Call this one ‘The Search For Truth Gets More Lonely’. If you’ve been paying attention, it will come as no surprise that the industry we collectively describe as mainstream media in Canada is on life support, and there are no miracle cures on the horizon.
With political life in the Excited States resembling a script by Paddy Chayefsky, or perhaps a novel by George Orwell, the places we can trust to tell us what’s really happening are disappearing. The latest update comes from a taxpayer-supported effort called The Public Policy Forum, in a report written by Edward Greenspon, a former editor of the Globe and Mail.
As the report was being released, there came word of more layoffs at the Ottawa Citizen and the Montreal Gazette, and that won’t be the end of the story. In Winnipeg, the Free Press is quietly trying to get its union to agree to re-opening the contract, and the owners are looking for a buyer for the paper.

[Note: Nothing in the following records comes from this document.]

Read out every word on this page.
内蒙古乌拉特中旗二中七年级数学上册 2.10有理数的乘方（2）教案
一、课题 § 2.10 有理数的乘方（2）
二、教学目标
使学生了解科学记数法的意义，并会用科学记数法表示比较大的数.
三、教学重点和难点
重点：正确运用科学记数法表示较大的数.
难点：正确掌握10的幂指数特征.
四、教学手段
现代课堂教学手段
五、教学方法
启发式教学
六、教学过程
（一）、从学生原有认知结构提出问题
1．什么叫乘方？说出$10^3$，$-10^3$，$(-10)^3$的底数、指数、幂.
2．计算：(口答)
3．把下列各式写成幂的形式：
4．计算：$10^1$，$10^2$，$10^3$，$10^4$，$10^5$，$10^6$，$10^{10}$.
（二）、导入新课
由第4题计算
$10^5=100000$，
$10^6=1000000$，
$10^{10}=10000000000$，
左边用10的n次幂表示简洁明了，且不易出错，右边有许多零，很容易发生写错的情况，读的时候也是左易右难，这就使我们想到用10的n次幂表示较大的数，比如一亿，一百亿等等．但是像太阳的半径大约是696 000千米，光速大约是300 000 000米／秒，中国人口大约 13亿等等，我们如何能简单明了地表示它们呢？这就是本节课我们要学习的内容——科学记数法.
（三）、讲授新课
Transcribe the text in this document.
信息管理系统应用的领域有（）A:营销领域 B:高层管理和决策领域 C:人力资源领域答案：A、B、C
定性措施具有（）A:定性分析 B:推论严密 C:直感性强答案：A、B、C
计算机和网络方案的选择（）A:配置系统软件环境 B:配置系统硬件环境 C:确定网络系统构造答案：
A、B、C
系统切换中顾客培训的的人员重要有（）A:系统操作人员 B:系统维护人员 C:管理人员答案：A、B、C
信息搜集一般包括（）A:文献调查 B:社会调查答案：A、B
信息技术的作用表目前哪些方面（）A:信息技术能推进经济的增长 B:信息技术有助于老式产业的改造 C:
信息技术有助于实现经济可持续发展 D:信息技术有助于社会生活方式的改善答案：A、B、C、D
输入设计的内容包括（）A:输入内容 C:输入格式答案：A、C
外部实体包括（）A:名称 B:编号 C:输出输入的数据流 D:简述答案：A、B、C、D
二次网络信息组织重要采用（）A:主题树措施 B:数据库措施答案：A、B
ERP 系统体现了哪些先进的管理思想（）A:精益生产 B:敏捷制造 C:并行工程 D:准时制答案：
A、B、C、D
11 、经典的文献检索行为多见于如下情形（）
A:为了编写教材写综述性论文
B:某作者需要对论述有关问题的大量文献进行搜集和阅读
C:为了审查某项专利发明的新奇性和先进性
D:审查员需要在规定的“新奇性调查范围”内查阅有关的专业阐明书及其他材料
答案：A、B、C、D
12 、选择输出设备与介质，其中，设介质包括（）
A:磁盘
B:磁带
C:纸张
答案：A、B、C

Things are just as bad or worse in television. Late last year the CRTC warned that half of Canada’s local TV stations could be off the air in less than four years, unless more revenue can be found to support local news programming. Greenspon’s report is called The Shattered Mirror: News, Democracy and Trust in the Digital Age . A variety of possible solutions are being considered, including a new tax on streaming services like Netflix. Don’t hold your breath waiting for that to happen, and even if it did, there’s no guarantee that any money collected would be used to support journalism.
What are the implications for democracy? Look what’s happening in Washington. The leader of most powerful nation on earth refuses to answer questions from mainstream media, accusing them of peddling fake news . He delivers his ‘alternative facts’ via twitter.
At the risk of sounding like a redundant ‘Chicken Little’, I say again, it all very scary.